The spin-off from this has been products like TrackMan that read the reflections of microwave frequencies emitted from the golf ball. These create additional parameters such as attack angles, clubface path, speed, clubface angles at impact, and more that are used for coaching and club fitting purposes.

The same technology that shows those amazing ball flight graphics and club information on TV is the same as the tech used when testing new clubs or coaching using ball tracking radar.

Related: What Is Smash Factor In Golf?

What Other Golf Ball Tracking Methods Are Used?

While Toptracer is the system that provides the ball-tracking graphics, there are other systems in place that also track the golf ball for TV, and those require the skills of camera operators positioned on the course.

This concept goes back to the late 1950s when Frank Chirkinian, the man known as ‘The Father Of Televised Golf,’ directed the shooting of the 1958 US Open.

He changed how live golf was filmed for TV by showing as many shots as possible and cutting from player to player as they played. He also placed microphones around the course to capture comments and conversations from the players.

Cameras were also put in tall trees, towers, and even on blimps to get shots of the ball in flight and the course that had not been seen on TV before.

Chirkinian’s innovative approach interested CBS, and he spent the next 37 years with them and made golf far more enjoyable to watch for TV viewers.

Related: Do you want to know how often the pros change golf balls? Check out this article, How Often Do PGA Tour Players Change Balls?

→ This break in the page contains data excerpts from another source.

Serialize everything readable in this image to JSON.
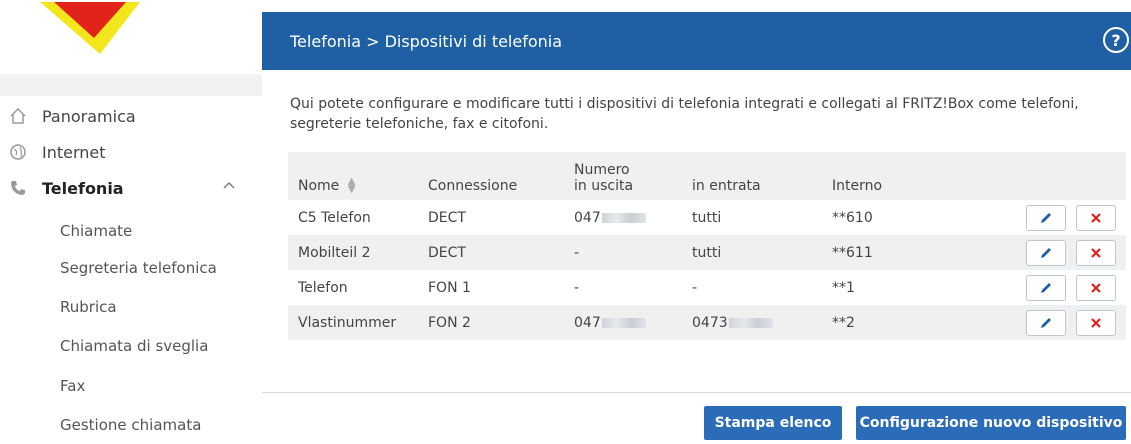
{
  "header": {
    "breadcrumb": "Telefonia > Dispositivi di telefonia",
    "help_label": "?"
  },
  "sidebar": {
    "items": [
      {
        "label": "Panoramica",
        "icon": "home-icon"
      },
      {
        "label": "Internet",
        "icon": "globe-icon"
      },
      {
        "label": "Telefonia",
        "icon": "phone-icon",
        "active": true,
        "expanded": true
      }
    ],
    "sub_items": [
      {
        "label": "Chiamate"
      },
      {
        "label": "Segreteria telefonica"
      },
      {
        "label": "Rubrica"
      },
      {
        "label": "Chiamata di sveglia"
      },
      {
        "label": "Fax"
      },
      {
        "label": "Gestione chiamata"
      }
    ]
  },
  "main": {
    "intro": "Qui potete configurare e modificare tutti i dispositivi di telefonia integrati e collegati al FRITZ!Box come telefoni, segreterie telefoniche, fax e citofoni.",
    "table": {
      "columns": {
        "name": "Nome",
        "connection": "Connessione",
        "number_group": "Numero",
        "outgoing": "in uscita",
        "incoming": "in entrata",
        "internal": "Interno"
      },
      "rows": [
        {
          "name": "C5 Telefon",
          "connection": "DECT",
          "outgoing": "047",
          "incoming": "tutti",
          "internal": "**610"
        },
        {
          "name": "Mobilteil 2",
          "connection": "DECT",
          "outgoing": "-",
          "incoming": "tutti",
          "internal": "**611"
        },
        {
          "name": "Telefon",
          "connection": "FON 1",
          "outgoing": "-",
          "incoming": "-",
          "internal": "**1"
        },
        {
          "name": "Vlastinummer",
          "connection": "FON 2",
          "outgoing": "047",
          "incoming": "0473",
          "internal": "**2"
        }
      ]
    },
    "buttons": {
      "print": "Stampa elenco",
      "new_device": "Configurazione nuovo dispositivo"
    }
  },
  "colors": {
    "header_blue": "#1f5fa3",
    "button_blue": "#2b6cb8",
    "delete_red": "#d9251d",
    "edit_blue": "#1f5fa3"
  }
}
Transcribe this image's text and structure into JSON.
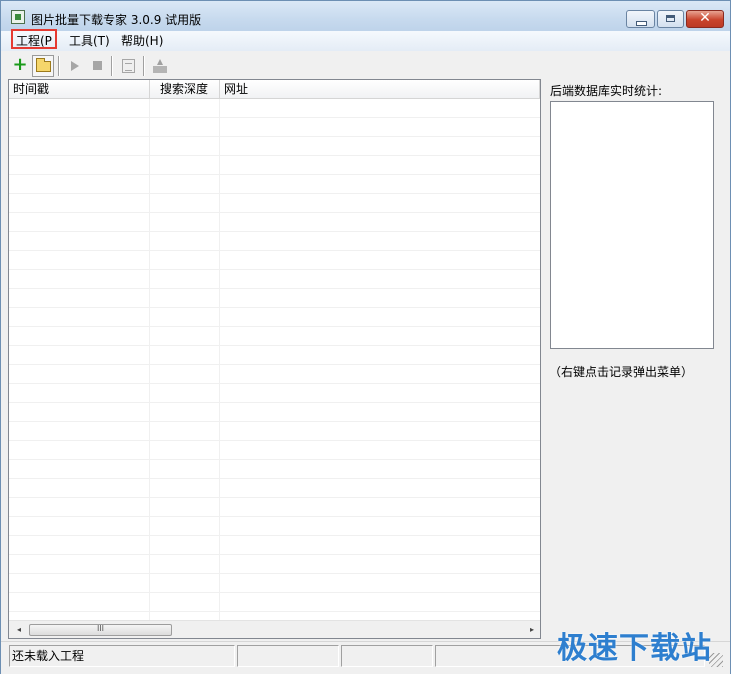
{
  "window": {
    "title": "图片批量下载专家 3.0.9 试用版",
    "close_glyph": "✕"
  },
  "menu": {
    "project": "工程(P",
    "tools": "工具(T)",
    "help": "帮助(H)"
  },
  "toolbar": {
    "new_glyph": "+"
  },
  "table": {
    "columns": [
      "时间戳",
      "搜索深度",
      "网址"
    ],
    "rows": []
  },
  "scrollbar": {
    "left_arrow": "◂",
    "right_arrow": "▸",
    "thumb_grip": "III"
  },
  "stats": {
    "label": "后端数据库实时统计:",
    "hint": "（右键点击记录弹出菜单）"
  },
  "status": {
    "text": "还未载入工程"
  },
  "watermark": {
    "text": "极速下载站"
  },
  "colors": {
    "titlebar": "#c7daee",
    "close_button": "#c9442d",
    "menu_highlight_border": "#e53a32",
    "watermark": "#2e7fcf"
  }
}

How Do Cameramen Shoot Golf For TV?

Anyone who has ever stood on a tee or a fairway and watched the ball fly, you’ll know that it takes some knowledge of the game to get a good idea of where the golf ball is going, and the same is true for the camera operators placed on the golf course to shoot the events.

Camera operators need a good knowledge of the game to accurately estimate where the ball will be going to direct the camera and catch it – but golf being the game it is, even they sometimes lose the ball on bad shots!

As TV cameras evolved to lighter and more maneuverable systems, gyros made them easier to move around quickly and track golf balls in flight.

It also made it easier for camera crews to follow groups of golfers through their round, so when you see the ’lead groups’ being televised, it’s thanks to the skills of the camera operators walking with them.

Golf Cameramen

Golf Balls Can Be Difficult To Track

When you watch golf, you may think that these guys have some special tech that makes it easy for them to follow the ball, but as you know, tracking a white golf ball against bright, clear, or overcast skies is often challenging.

Related: Why Are Golf Balls White?

Here, the techniques Frank Chirkinian created and the camera operators knowing the game have come into play to bring you those amazing shots and tension you see during the broadcast.

The intuitive experience of camera operators often creates the tense shots and scenarios that you see and witness on TV, making a massive difference to the viewing experience.

Combined with the tracking technology and the on-course cameras, it’s now possible to get as close to the action on the course without actually being there.

Final Thoughts

One day, you may find that you can sit completely immersed in a virtual 3D environment in your lounge, experience the game, and see shots and stats from every angle imaginable. The days when you could only see the shot tracking and camera angles may become a distant memory.

The advances in radar technology will continue to create new sets of data that will provide further insight into the science of tracking the golf ball in flight and the mechanics behind it.